Milan Zafirovsky (2011:34) from the Sociology Department at the University of North Texas points out how the epistemic shift that marked Enlightenment played a central role in bringing about this revolutionary change in terms of the social ontology which has shaped modern Western society: it marked a transition from the traditional understanding of society as status- and relationship-oriented, to an ever-growing emphasis on individual equality and individual autonomy. Whereas the role and legal status of a person in society had traditionally been understood in terms of the place that person occupied in a given society, modern social ontology turned that relationship between individual and society upside down according to the new individualistic framework. It is this framework, Zafirovsky (2011:24, 85) notes, which largely provided the basis of the modern democratic societies in terms of its conceptualization of individual and civil rights, as well as political and individual liberty and progress.
Despite the socio-political successes of Enlightenment social ontology in shaping modern society and in particular modern Western democracies, its historical progression has not remained unopposed, however. In the history of ideas, several philosophical movements can be identified which were characterized by its resistance against this liberal or individualist social
ontology. One of the most well-known ideologies developed in resistance to
it was the fascism on the early and middle twentieth century, for example
(Antliff, 2007:20-21). Nonetheless, it was the Counter-Enlightenment of the nineteenth-century which provided the most notable movement of resistance to the idea of the social contract and its socio-political implications itself (Zafirovsky ,2011:279).1
2. Research methodology
The central research question of this article is how, in terms of the historical development of ideas regarding social ontology, Counter-Enlightenment thinkers resisted the ontological individualization brought about by the social contract theory. The focus is, therefore, in other words, on the core element of the social ontology historically proposed by Counter-Enlightenment theorists in opposition to the revolutionary ideas about human society which characterized eighteenth-century Enlightenment philosophy. Utilizing the Ideengeschichte2 as research method, the history of the ideas of this historically-significant traditionalist school relating to social ontology in the nineteenth-century will be amplified in a novel manner.

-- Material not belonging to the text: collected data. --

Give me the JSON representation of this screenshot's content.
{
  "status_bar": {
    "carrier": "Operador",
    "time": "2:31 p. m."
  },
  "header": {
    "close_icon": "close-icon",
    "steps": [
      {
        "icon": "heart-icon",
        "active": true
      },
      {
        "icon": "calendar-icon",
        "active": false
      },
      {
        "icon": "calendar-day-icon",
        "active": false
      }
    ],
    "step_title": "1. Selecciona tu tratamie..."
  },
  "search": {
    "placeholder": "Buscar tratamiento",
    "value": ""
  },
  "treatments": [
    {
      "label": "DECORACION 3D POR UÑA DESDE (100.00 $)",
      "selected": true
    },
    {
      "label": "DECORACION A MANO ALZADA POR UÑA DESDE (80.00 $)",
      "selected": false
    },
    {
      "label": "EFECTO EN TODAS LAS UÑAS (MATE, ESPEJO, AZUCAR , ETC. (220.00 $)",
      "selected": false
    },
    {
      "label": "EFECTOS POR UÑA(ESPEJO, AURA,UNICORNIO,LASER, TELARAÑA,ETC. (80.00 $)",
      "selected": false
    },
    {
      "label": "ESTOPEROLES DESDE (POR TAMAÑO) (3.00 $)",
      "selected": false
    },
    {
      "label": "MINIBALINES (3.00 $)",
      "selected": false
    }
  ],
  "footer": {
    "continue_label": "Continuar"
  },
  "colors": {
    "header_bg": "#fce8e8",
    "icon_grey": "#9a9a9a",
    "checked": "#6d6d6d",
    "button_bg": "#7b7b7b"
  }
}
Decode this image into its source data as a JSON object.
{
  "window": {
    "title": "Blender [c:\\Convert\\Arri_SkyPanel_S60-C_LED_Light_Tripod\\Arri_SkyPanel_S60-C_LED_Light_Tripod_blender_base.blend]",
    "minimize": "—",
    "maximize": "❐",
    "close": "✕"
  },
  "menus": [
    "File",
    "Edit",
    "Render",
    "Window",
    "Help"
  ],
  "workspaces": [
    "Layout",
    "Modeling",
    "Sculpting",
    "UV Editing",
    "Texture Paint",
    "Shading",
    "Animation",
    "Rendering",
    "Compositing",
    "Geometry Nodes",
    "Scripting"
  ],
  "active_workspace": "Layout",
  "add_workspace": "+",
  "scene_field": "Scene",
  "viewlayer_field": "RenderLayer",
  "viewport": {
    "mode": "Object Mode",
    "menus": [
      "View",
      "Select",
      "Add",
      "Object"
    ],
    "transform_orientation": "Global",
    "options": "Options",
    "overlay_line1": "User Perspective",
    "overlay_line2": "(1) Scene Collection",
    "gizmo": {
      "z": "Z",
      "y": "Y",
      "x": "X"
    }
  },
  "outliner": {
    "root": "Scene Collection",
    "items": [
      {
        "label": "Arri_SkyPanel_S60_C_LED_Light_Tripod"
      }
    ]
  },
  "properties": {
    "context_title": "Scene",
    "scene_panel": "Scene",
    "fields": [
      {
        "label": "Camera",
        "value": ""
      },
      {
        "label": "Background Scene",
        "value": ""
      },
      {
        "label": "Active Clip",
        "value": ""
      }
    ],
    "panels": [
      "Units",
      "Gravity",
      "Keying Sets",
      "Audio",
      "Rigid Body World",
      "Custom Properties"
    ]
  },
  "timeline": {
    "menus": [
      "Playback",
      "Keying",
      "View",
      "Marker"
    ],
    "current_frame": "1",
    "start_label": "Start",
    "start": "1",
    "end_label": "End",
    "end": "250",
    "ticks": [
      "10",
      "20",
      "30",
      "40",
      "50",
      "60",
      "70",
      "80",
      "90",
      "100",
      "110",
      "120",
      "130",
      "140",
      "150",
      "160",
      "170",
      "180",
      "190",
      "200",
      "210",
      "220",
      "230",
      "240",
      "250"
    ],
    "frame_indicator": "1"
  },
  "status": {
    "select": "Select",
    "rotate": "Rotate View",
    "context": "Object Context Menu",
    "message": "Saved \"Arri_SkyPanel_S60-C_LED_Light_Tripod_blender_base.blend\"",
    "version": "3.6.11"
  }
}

Firstly, the emphasis of this article will be on the profound implications of the Enlightenment upon social ontology, whereafter the focus will shift to how leading thinkers associated with the nineteenth-century CounterEnlightenment, such as Johan Gottfried Herder, Louis de Bonald, Robert Lewis Dabney and Guillaume Groen van Prinsterer, purposefully and consciously opposed the Enlightenment’s social ontology, with a special emphasis on the central idea that shaped their distinct social ontology in their historical context.
1 The term “Counter-Enlightenment”, derived from the German “Gegen-Aufklärung” coined by Friedrich Nietzsche, was originally popularized in the English-speaking world via the work of Isaiah Berlin in the middle of the twentieth century as a description of the traditionalist conservative reaction to the rationalist philosophy of the Enlightenment (Summerfield, 2008:9).
2 The Ideengeschichte or History of Ideas methodologically aims at elucidating the historical development ideas, in particular, the historical understanding and rhetorical application of those ideas within a given historical context (Hongtu 2020:136—137)—in the case of this article, late eighteenth and nineteenth-century Counter-Enlightenment ideas related to social ontology.